George Santayana Quotes

To knock a thing down, especially if it is cocked at an arrogant angle, is a deep delight to the blood.
George Santayana (1863-1952), U.S. philosopher, poet. "Reason in Society," ch. 3, The Life of Reason (1905-1906).
Society is like the air, necessary to breathe but insufficient to live on.
George Santayana (1863-1952), U.S. philosopher, poet. "Reason in Society," ch. 8, The Life of Reason (1905-1906).
Wealth, religion, military victory have more rhetorical than efficacious worth.
George Santayana (1863-1952), U.S. philosopher, poet. "Reason in Society," ch. 2, The Life of Reason (1905-1906).
Many possessions, if they do not make a man better, are at least expected to make his children happier; and this pathetic hope is behind many exertions.
George Santayana (1863-1952), U.S. philosopher, poet. "Reason in Society," ch. 3, The Life of Reason (1905-1906).
A conception not reducible to the small change of daily experience is like a currency not exchangeable for articles of consumption; it is not a symbol, but a fraud.
George Santayana (1863-1952), U.S. philosopher, poet. "Reason in Society," ch. 8, The Life of Reason (1905-1906).
It takes patience to appreciate domestic bliss; volatile spirits prefer unhappiness.
George Santayana (1863-1952), U.S. philosopher, poet. "Reason in Society," ch. 2, The Life of Reason (1905-1906).
The irrational in the human has something about it altogether repulsive and terrible, as we see in the maniac, the miser, the drunkard or the ape.
George Santayana (1863-1952), U.S. philosopher, poet. "Reason in Society," ch. 3, The Life of Reason (1905-1906).
To delight in war is a merit in the soldier, a dangerous quality in the captain, and a positive crime in the statesman.
George Santayana (1863-1952), U.S. philosopher, poet. "Reason in Society," ch. 3, The Life of Reason (1905-1906).
My remembrance of the past is a novel I am constantly recomposing; and it would not be a historical novel, but sheer fiction, if the material events which mark and ballast my career had not their public dates and characters scientifically discoverable.

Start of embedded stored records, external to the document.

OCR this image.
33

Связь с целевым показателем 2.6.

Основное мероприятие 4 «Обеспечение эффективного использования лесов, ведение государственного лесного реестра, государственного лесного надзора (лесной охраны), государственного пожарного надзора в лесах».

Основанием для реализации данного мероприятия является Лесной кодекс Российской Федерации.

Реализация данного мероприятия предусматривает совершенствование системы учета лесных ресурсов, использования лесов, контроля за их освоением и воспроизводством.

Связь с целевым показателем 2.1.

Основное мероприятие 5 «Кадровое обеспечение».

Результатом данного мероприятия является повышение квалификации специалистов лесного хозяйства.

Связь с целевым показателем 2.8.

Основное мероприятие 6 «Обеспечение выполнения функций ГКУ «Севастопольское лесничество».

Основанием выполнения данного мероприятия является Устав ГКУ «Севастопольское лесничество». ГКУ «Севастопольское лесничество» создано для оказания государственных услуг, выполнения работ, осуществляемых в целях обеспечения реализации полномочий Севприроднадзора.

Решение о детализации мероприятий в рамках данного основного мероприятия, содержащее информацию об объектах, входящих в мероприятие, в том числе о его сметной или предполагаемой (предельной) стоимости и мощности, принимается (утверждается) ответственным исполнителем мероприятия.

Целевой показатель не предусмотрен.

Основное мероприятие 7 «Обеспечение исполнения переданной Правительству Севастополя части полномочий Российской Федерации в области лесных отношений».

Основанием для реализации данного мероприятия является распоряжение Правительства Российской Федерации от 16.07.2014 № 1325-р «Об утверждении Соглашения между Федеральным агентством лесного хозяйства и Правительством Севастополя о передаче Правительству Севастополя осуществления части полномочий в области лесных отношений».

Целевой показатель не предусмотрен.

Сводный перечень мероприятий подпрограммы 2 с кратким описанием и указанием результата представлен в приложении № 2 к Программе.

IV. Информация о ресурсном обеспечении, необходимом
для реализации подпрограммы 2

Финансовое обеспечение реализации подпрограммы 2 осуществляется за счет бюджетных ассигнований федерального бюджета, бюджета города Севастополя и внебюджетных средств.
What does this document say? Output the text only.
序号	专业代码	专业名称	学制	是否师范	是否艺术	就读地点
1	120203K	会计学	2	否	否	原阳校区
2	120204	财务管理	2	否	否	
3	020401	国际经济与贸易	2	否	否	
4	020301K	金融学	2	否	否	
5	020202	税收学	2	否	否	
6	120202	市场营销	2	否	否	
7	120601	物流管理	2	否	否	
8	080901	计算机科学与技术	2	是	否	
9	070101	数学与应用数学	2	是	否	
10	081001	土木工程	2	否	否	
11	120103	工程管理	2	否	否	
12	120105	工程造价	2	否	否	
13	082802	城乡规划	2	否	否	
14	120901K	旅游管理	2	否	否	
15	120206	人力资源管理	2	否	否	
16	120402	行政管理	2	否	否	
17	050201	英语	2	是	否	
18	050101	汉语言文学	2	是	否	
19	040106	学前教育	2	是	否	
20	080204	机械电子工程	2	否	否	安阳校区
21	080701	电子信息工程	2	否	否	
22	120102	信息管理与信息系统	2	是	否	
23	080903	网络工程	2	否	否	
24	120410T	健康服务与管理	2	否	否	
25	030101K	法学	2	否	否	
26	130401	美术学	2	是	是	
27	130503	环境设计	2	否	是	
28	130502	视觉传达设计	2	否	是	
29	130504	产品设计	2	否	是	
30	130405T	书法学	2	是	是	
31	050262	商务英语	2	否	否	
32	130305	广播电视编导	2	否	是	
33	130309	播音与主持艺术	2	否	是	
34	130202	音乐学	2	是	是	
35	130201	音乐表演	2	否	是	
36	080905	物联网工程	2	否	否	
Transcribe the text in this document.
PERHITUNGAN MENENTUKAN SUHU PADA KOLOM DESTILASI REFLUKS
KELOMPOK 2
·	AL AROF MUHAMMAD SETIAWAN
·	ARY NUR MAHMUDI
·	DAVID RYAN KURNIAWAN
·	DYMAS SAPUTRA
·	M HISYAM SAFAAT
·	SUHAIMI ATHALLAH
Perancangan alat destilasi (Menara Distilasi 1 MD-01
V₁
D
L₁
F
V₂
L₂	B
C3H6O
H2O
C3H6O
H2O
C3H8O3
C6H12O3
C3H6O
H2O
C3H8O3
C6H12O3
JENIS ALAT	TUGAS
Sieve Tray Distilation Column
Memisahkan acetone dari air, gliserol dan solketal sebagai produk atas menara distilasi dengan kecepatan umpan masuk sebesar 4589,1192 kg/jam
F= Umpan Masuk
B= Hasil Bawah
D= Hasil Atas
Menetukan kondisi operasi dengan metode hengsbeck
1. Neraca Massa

George Santayana (1863-1952), U.S. philosopher, essayist. Originally published 1923. Skepticism and Animal Faith, chapter 3, Dover Publications (1955).
The theatre, for all its artifices, depicts life in a sense more truly than history, because the medium has a kindred movement to that of real life, though an artificial setting and form.
George Santayana (1863-1952), U.S. philosopher, poet. Skepticism and the Animal Mind, p. 102.